A research team from Texas A&M’s Hazard Reduction and Recovery Center is working to identify best practices in pre- and post-disaster planning in communities recovering from a variety of natural and man-made disasters.

Supported by a two-year, $221,076 grant from the National Science Foundation, the team is compiling and analyzing practices and interactions of public and private agencies involved in disaster recovery in six Texas communities that have experienced a hurricane, tornado, wildfire or industrial facility explosion.

The effort is led by co-principal investigators Michelle Meyer, assistant research scientist at the HRRC and assistant professor of sociology at Louisiana State University, and John Cooper, an HRRC research fellow and urban planning associate professor of practice at Texas A&M.

After a disaster strikes, what often follows is an unequal and partial recovery, the result of recovery efforts that fail to reduce pre-disaster vulnerabilities, said Meyer in the project abstract.

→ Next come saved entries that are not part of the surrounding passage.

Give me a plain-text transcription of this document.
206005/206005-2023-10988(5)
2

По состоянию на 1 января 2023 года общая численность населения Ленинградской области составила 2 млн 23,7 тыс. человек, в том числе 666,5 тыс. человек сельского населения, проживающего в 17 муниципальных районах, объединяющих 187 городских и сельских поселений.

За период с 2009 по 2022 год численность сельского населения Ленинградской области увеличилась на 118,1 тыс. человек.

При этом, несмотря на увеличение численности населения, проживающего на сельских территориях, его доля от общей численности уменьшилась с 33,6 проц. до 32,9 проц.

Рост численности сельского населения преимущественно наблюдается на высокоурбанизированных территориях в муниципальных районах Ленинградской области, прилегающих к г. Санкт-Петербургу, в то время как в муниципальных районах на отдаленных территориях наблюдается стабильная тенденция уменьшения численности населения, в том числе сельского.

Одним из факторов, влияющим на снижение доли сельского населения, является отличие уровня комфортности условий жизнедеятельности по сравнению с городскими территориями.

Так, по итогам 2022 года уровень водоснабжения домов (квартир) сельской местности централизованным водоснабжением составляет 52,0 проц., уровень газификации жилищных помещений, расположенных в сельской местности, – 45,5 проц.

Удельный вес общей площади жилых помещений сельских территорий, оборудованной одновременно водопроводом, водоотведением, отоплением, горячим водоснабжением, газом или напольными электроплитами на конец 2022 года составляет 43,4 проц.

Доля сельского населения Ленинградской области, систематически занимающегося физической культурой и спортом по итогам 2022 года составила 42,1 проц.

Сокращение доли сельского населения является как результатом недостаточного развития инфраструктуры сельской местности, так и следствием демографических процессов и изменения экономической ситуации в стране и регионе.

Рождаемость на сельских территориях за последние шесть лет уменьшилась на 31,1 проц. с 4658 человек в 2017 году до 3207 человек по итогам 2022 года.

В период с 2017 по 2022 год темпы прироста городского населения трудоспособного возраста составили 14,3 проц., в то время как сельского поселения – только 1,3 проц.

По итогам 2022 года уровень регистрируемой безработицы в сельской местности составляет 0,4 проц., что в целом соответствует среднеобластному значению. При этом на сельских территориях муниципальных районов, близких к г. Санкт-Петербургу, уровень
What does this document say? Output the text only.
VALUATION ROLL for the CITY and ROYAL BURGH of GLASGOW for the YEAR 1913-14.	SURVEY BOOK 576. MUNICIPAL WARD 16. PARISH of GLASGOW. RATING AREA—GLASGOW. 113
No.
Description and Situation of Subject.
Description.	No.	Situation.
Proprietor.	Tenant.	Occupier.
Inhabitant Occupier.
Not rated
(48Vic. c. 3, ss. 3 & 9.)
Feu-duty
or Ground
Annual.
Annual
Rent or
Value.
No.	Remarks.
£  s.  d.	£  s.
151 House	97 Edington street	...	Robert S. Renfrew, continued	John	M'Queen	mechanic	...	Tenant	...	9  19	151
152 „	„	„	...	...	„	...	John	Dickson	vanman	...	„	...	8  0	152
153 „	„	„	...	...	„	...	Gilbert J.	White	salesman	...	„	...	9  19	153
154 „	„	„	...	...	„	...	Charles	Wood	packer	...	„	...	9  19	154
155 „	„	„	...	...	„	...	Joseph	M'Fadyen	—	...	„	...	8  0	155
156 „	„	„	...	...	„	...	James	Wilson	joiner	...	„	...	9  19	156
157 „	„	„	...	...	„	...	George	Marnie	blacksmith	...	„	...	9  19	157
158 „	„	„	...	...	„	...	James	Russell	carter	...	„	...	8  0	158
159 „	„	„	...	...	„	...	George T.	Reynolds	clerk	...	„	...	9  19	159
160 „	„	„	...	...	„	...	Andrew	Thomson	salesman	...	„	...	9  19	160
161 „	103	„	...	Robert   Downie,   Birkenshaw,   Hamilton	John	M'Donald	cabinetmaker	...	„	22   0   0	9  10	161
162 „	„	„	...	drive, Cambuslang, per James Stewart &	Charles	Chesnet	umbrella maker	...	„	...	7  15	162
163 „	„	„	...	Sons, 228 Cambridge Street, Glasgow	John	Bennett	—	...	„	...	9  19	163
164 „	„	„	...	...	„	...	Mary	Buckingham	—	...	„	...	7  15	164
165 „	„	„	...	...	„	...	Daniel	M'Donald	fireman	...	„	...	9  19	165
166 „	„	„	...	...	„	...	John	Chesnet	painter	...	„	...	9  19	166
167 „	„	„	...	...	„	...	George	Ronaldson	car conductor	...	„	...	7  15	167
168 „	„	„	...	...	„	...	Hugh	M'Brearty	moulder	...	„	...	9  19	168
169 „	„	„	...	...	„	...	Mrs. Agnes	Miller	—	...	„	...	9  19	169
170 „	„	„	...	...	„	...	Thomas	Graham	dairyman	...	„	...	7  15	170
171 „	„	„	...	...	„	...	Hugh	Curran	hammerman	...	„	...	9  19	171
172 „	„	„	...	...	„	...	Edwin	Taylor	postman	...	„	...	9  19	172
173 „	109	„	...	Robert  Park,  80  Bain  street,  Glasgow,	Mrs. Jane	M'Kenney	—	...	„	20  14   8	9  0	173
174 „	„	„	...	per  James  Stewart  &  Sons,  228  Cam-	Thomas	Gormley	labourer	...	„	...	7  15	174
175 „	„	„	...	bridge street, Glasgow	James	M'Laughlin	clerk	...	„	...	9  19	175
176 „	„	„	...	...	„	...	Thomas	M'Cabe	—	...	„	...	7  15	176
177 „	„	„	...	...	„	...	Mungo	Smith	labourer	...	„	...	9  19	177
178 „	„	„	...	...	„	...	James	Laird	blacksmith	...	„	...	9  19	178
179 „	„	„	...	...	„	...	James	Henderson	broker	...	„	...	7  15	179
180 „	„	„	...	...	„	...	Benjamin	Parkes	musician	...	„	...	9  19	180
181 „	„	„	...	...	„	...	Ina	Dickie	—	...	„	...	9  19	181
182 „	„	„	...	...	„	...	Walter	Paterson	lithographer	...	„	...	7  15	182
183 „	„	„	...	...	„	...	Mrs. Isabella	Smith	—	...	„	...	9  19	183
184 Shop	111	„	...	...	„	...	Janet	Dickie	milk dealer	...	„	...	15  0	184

“Future disasters mean more communities will struggle, often with little local experience managing the difficult processes of achieving sustainable, resilient recovery,” she added.

For this study, researchers are interviewing the people leading recovery efforts in the six communities, observing committee and community meetings, documenting events and analyzing community reconstruction and rehabilitation.

The targeted communities are Granbury, hit by a tornado in 2013; West, the scene of a massive fertilizer plant explosion in 2013; Marion County, ravaged by the 2011 Bear Creek Fire, the largest wildfire in East Texas history; Bastrop County, where wildfires claimed more than 1,000 homes in 2011; Galveston, which was hit hard by Hurricane Ike in 2008; and Brownsville, which was savaged by Hurricane Dolly that same year.

The HRRC researchers will compare and contrast the practices used in the different communities and develop a model of disaster recovery organizational networks.

The study’s results, said Meyer, will support local public and private organizations’ efforts to develop plans that will speed disaster recovery.

Meyer’s fellow researchers include David Bierling, associate research scientist at the Texas Transportation Institute and an HRRC research affiliate, Walter Gillis Peacock, Texas A&M professor of urban planning and director of the HRRC, and Shannon Van Zandt, Texas A&M associate professor of urban planning and director of the Center for Housing and Urban Development.

The research is an extension of a project that began in August 2014, when HRRC researchers secured a $40,000 NSF rapid response research grant to study the differences between recoveries from Granbury’s tornado and West’s industrial facility explosion.